Just exactly when a provider adequately has identified the overpayment can be a subjective question. What if the provider has identified a pattern of inappropriate coding for a particular procedure—perhaps extending over several years—but the identification of individual claims, and comparing such claims to the applicable medical records, takes three, four or six months? Has the provider "identified" the overpayment only when the final mathematical calculations are made, or did the provider identify the overpayment when the pattern of inappropriate coding was confirmed? The answer may be somewhere in between. Providers therefore must be diligent not only to identify the source of the overpayment, but to quickly and thoroughly perform the necessary calculations to ascertain the correct amount of such overpayment. Providers would be well advised to document the efforts of their staff making such calculations in order to be able to demonstrate (if ever necessary to do so) that the provider made diligent inquiry during the investigation process.

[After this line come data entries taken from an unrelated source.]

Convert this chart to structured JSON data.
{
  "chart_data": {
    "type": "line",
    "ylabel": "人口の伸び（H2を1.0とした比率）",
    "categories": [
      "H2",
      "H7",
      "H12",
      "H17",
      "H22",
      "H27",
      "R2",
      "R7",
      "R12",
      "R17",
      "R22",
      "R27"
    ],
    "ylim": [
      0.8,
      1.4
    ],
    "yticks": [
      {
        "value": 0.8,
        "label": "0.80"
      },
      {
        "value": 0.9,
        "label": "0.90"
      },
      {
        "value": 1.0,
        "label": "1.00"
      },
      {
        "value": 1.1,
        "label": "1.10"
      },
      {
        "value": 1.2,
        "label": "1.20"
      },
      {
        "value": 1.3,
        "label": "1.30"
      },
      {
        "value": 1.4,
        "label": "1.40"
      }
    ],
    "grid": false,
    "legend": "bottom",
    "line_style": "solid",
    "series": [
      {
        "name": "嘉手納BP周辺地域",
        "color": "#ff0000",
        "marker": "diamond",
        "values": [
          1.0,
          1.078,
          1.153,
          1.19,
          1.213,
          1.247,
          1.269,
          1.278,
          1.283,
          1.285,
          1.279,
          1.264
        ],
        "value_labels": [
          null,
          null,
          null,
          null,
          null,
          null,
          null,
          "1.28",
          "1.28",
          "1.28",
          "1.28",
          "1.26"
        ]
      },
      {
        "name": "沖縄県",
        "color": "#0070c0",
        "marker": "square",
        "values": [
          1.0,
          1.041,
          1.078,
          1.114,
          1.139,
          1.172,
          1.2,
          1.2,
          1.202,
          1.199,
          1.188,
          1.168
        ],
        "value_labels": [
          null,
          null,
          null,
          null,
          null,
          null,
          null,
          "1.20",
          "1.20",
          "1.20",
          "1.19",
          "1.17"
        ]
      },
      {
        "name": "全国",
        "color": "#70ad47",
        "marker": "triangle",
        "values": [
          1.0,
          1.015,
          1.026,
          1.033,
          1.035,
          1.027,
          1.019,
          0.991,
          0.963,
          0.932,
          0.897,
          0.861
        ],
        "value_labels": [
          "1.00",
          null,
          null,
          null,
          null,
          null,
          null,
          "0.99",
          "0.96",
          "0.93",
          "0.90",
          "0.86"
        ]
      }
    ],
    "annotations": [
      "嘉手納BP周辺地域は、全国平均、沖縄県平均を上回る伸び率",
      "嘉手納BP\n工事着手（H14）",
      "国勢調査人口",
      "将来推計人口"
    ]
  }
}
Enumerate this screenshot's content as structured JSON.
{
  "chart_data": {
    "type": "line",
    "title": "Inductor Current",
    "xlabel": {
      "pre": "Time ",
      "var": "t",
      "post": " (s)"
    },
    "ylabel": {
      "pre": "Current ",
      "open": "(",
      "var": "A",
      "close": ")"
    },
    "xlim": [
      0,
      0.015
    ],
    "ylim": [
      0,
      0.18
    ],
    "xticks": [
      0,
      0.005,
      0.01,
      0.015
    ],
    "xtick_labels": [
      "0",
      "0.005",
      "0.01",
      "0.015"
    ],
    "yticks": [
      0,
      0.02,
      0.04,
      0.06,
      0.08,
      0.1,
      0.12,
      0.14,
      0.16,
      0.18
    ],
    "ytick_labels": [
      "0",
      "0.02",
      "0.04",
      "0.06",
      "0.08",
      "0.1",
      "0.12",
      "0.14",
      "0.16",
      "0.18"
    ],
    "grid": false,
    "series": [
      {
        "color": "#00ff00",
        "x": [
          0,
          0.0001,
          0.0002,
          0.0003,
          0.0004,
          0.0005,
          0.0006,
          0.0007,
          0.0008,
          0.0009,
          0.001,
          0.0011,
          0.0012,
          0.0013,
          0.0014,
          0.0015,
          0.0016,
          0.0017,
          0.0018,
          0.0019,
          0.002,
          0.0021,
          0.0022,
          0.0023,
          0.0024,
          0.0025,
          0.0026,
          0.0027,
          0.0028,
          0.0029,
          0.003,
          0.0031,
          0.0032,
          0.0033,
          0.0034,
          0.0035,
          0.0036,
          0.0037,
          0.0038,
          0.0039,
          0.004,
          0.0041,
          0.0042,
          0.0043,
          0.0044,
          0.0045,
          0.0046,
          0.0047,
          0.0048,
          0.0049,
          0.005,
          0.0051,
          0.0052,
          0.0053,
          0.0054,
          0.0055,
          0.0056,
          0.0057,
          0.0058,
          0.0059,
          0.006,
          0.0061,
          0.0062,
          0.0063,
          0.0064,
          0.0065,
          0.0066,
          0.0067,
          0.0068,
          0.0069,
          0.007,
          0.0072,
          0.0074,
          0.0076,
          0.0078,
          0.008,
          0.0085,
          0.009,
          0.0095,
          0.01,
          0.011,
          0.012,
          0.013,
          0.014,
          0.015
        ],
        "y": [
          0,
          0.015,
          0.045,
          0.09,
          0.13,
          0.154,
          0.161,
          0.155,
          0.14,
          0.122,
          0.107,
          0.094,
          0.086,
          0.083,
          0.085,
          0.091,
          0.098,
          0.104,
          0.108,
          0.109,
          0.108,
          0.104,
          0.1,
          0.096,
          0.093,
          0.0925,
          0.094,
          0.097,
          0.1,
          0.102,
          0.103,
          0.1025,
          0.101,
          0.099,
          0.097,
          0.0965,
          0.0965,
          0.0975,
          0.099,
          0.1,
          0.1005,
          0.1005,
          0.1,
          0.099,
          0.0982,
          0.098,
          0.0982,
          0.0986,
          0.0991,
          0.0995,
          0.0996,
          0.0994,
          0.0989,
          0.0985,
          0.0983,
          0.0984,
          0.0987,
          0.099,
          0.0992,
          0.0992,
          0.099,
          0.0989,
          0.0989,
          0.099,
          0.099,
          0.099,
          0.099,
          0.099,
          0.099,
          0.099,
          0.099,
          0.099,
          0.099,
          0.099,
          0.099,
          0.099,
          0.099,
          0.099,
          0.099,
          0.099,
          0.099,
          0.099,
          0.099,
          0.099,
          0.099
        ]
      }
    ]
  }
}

CMS proposes to implement these requirements by using the existing voluntary refund process described in the Medicare Financial Management Manual. Under that currently voluntary refund process, providers and suppliers report overpayments using a form that each Medicare contractor makes available on its website. In the proposed rule, however, CMS proposes that providers and suppliers would be required to use the self-reported overpayment refund process set forth by the applicable Medicare contractor to report and return overpayments. Thus, a simple letter to the Medicare carrier enclosing a refund check will not suffice to comply with the rule.

Penalties

Providers and suppliers failing to identify, report and return overpayments within the 60 day deadline are deemed to have filed a false claim under the False Claims Act. Liability under the False Claims Act includes treble damages, plus penalties up to $11,000 per false claim. False claims also generate liability of $10,000 per claim under the Civil Monetary Penalties law, and could also result in exclusion from participation in federal healthcare programs.

Question: If a provider or supplier clearly fails to meet the SORP 60 day deadline, thus triggering potential False Claims Act liability, should the provider then report the overpayment using the OIG self disclosure protocol ("SDP") rather than the SORP? The SDP provides a venue for providers to self report Anti-Kickback and False Claims Act violations as a way to limit their exposure under those laws. The two protocols and their respective procedures and benefits differ from one another, and providers will have to evaluate that question if it arises.